La pandemia, que tantas cosas ha cambiado en nuestro mundo y en nuestras vidas, no ha hecho sino reforzar la tendencia hacia la digitalización y acentuarla exponencialmente en el mundo del trabajo, de la educación, de las relaciones humanas, la comunicación, la política. Hoy es factor de primera importancia incluso para la visión y el ejercicio mismo del poder.

El peso de la digitalización en nuestra cotidianidad, con su enorme apertura de oportunidades y también con su ya probada amenaza de riesgos, obliga a rescatar valores que ha invadido, reducido o mediatizado, como los de la cercanía humana, la presencialidad, el contacto con el otro, el enriquecimiento en el compartir, el diálogo cara a cara, todos tan necesarios para el ejercicio de la libertad, la formación de conciencia, el desarrollo de la individualidad y de la personalidad.

A las preocupaciones del primer mundo sobre la digitalización debemos incorporar las nuestras, que van desde la conectividad hasta los contenidos, del uso productivo de las redes hasta su dependencia, de la libertad creadora que promete hasta la apropiación del tiempo y de los intereses. No se trata, entonces, de negar las posibilidades de la digitalización, todavía incipiente entre nosotros y con limitaciones de todo orden, sino de pensar, por ejemplo, en la educación y poner de relieve ese gran vacío de un universo escolar empobrecido por la deserción, la falta de maestros, la reducción de días laborables, el mal estado de las instalaciones, la escasez presupuestaria, la ausencia de incentivos para el aprendizaje y de servicios de calidad.

Obtener los mejores frutos de la digitalización y reducir los riesgos de una peligrosa dependencia de ella obliga a pensar prioritariamente en este ámbito, el de la educación, espacio en el que valores de la presencialidad y del contacto humano se potencian, dan sentido a las vidas, alimentan la empatía y la generosidad, contribuyen a la formación de identidad y de espíritu de cuerpo, florecen en iniciativas y propósitos, permiten el descubrimiento de uno mismo y del otro.

Preocuparnos a fondo por la educación nos permitirá evitar los riesgos que ya en 2019 Nellie Bowles señalaba en un artículo del The New York Times cuando decía que “hay una nueva y curiosa realidad: el contacto humano se está volviendo un bien lujoso”. Ella informa asimismo en su entrega que un estudio apoyado por los Institutos Nacionales de Salud de Estados Unidos revela que los cerebros de los niños que pasan mucho tiempo frente a las pantallas presentan un adelgazamiento prematuro de la corteza cerebral que no ocurre entre quienes no lo hacen. Otro estudio mostraría que quienes se exponen más de dos horas al día a una pantalla obtienen menores calificaciones en pruebas de lógica y lenguaje.
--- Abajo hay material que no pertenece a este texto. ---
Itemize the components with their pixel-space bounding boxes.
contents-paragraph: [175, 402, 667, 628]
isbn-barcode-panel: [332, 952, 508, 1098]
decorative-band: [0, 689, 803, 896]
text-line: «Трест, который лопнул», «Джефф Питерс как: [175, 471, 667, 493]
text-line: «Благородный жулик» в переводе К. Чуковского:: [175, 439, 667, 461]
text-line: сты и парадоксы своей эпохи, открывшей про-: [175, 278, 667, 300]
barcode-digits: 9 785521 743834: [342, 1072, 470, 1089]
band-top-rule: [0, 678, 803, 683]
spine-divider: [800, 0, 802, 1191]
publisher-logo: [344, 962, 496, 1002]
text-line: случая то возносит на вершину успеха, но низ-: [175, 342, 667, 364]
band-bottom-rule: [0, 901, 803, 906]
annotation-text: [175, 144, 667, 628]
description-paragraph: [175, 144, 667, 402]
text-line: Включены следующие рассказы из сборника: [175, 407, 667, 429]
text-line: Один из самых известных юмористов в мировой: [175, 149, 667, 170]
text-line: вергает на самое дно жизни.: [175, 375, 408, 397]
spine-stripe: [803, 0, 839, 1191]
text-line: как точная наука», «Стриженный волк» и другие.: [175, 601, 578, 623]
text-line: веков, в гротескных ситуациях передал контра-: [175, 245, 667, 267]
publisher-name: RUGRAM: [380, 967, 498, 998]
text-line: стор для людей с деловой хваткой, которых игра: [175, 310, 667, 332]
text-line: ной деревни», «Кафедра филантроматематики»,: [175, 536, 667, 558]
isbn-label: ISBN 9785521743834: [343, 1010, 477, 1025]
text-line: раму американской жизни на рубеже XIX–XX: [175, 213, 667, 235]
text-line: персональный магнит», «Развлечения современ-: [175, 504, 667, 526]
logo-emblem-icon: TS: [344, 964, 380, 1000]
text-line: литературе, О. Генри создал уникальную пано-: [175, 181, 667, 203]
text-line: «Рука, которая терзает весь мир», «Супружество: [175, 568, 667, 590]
La escuela, por contraste, incentiva la interacción humana con el resultado de conductas y emociones positivas, estímulo y aprendizaje.
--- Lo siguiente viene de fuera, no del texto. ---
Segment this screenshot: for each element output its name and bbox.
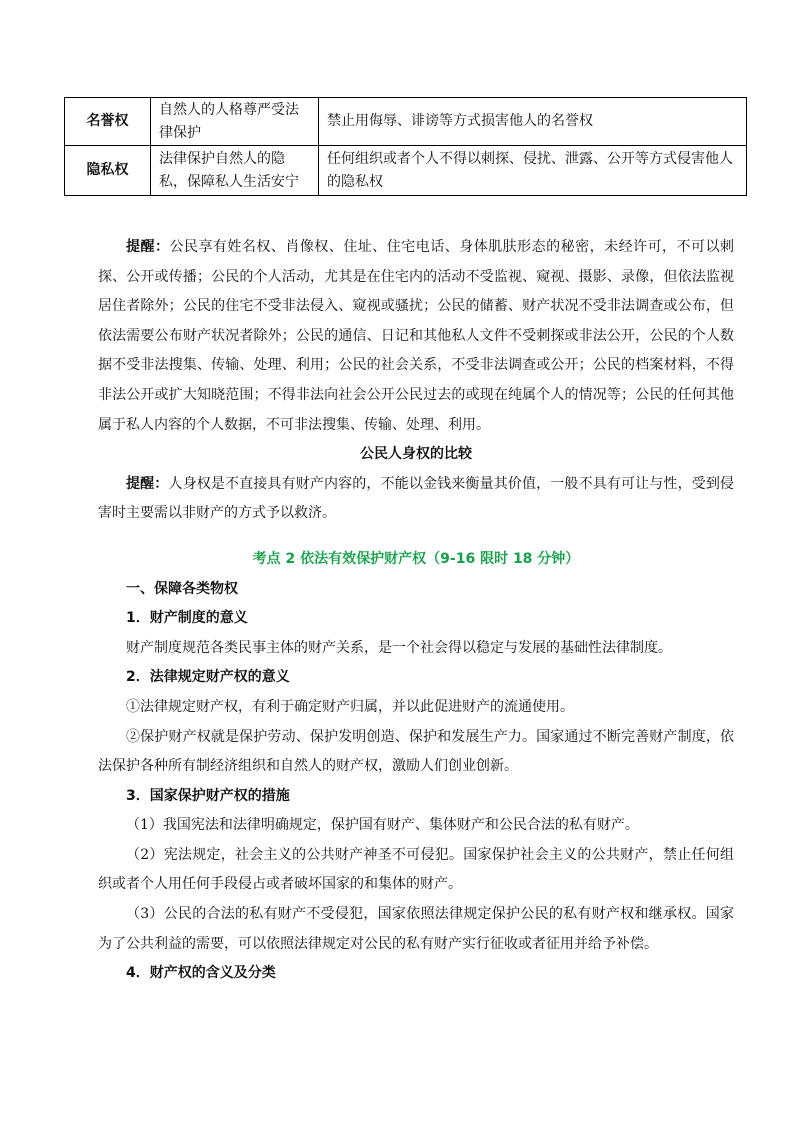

La digitalización absorbente ha venido bien a las autocracias. Prefieren una sociedad que no piensa, que no comparte, que ocupa su tiempo en las redes y en lo que las redes ofrecen. Tanto las élites como el poder político autocrático administran un doble control: el de la información que niegan al ciudadano y el de los datos que el propio usuario entrega. Copan su tiempo y su atención como formas para facilitar la dominación y del poder. La tecnología digital puede provocar aislamiento y masificación. La comunicación instantánea aleja a la gente cercana y afecta a núcleos familiares y de amistad. Las interacciones sociales limitadas a las redes pueden, incluso, reducir de forma significativa la autoestima y la capacidad de las personas.

Los expertos coinciden en que la digitalización de la información y de la política ha trastocado nuestra relación con la verdad, con el otro, con la responsabilidad personal frente a la comunidad. De allí la urgencia de un modelo fundamentado en la persona, en las libertades y en la interacción humana. La digitalización no puede sustituir nuestra presencia ni nuestra voluntad de convivencia.